DUBAI: Veolia a signé un premier semestre 2026 solide, porté par une amélioration de sa rentabilité et une croissance de ses principaux indicateurs financiers. Fort de ces résultats, le groupe relève ses objectifs pour l'ensemble de l'année et confirme la trajectoire de son plan stratégique GreenUp.

Le chiffre d'affaires atteint 22,2 milliards d'euros, en hausse de 1,5 %, tandis que l'EBITDA progresse de 5 % pour s'établir à 3,55 milliards d'euros. La marge d'EBITDA s'améliore de 70 points de base, reflet des efforts continus du groupe en matière d'efficacité opérationnelle. Le résultat net courant part du groupe s'élève à 837 millions d'euros, en progression de 10,4 %, dépassant le rythme de croissance initialement attendu.

Cette performance repose sur la bonne tenue des activités Eau et Énergie, sur une croissance soutenue à l'international, notamment dans les Amériques et en Asie, ainsi que sur des gains d'efficacité de 195 millions d'euros réalisés au premier semestre. Veolia continue de bénéficier d'une forte demande pour ses services liés à la gestion de l'eau, de l'énergie et des déchets, tout en maintenant une discipline stricte sur ses coûts et ses investissements.

Le groupe poursuit également sa transformation avec la finalisation de l'acquisition de Clean Earth, qui renforce sa position sur le marché américain du traitement des déchets dangereux.
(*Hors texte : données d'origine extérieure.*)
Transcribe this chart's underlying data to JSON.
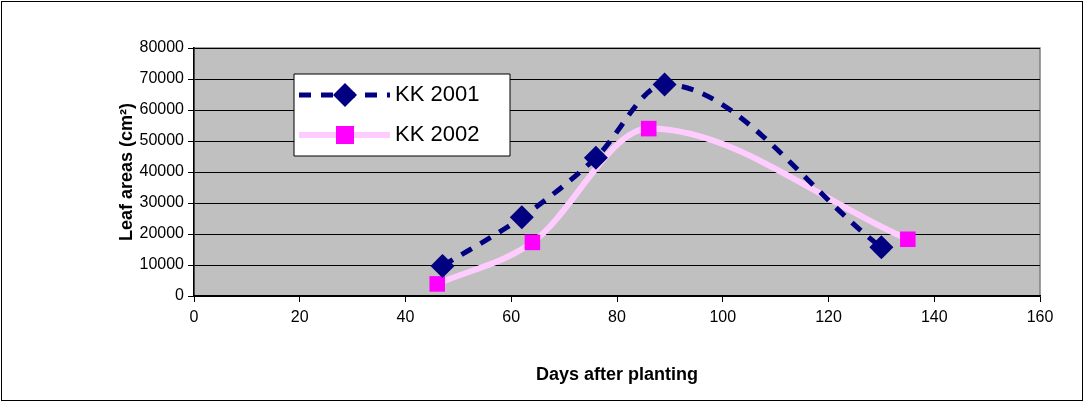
{
  "chart_data": {
    "type": "line",
    "xlabel": "Days after planting",
    "ylabel": "Leaf areas (cm²)",
    "xlim": [
      0,
      160
    ],
    "xticks": [
      0,
      20,
      40,
      60,
      80,
      100,
      120,
      140,
      160
    ],
    "ylim": [
      0,
      80000
    ],
    "yticks": [
      0,
      10000,
      20000,
      30000,
      40000,
      50000,
      60000,
      70000,
      80000
    ],
    "grid": "y",
    "legend": "top left",
    "series": [
      {
        "name": "KK 2001",
        "color": "#000080",
        "marker": "diamond",
        "line_style": "dashed",
        "x": [
          47,
          62,
          76,
          89,
          130
        ],
        "values": [
          9700,
          25400,
          44600,
          68200,
          15700
        ]
      },
      {
        "name": "KK 2002",
        "color": "#ffccff",
        "colors": [
          "#ff00ff",
          "#ff00ff",
          "#ff00ff",
          "#ff00ff"
        ],
        "marker": "square",
        "line_style": "solid",
        "x": [
          46,
          64,
          86,
          135
        ],
        "values": [
          3900,
          17300,
          54000,
          18300
        ]
      }
    ]
  }
}
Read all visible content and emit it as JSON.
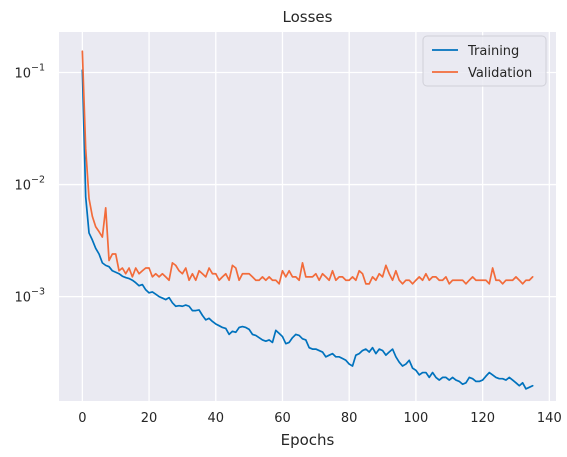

Cette opération s'inscrit dans la stratégie de développement international de Veolia et devrait contribuer à sa croissance à partir de 2027.

Parallèlement, Veolia accélère son développement sur les marchés liés aux centres de données, à la microélectronique et aux solutions numériques. Le groupe vise un milliard d'euros de chiffre d'affaires annuel sur ces activités d'ici 2030 et entend accroître le rôle de l'intelligence artificielle dans l'amélioration de son efficacité opérationnelle.

Au vu de ces performances, Veolia relève son objectif de croissance du résultat net courant pour 2026 à un minimum de 8 %, contre une prévision précédente plus prudente, et confirme l'ensemble des ambitions de son plan GreenUp. Ces résultats illustrent la capacité du groupe à conjuguer croissance, amélioration de la rentabilité et investissements dans ses relais de développement.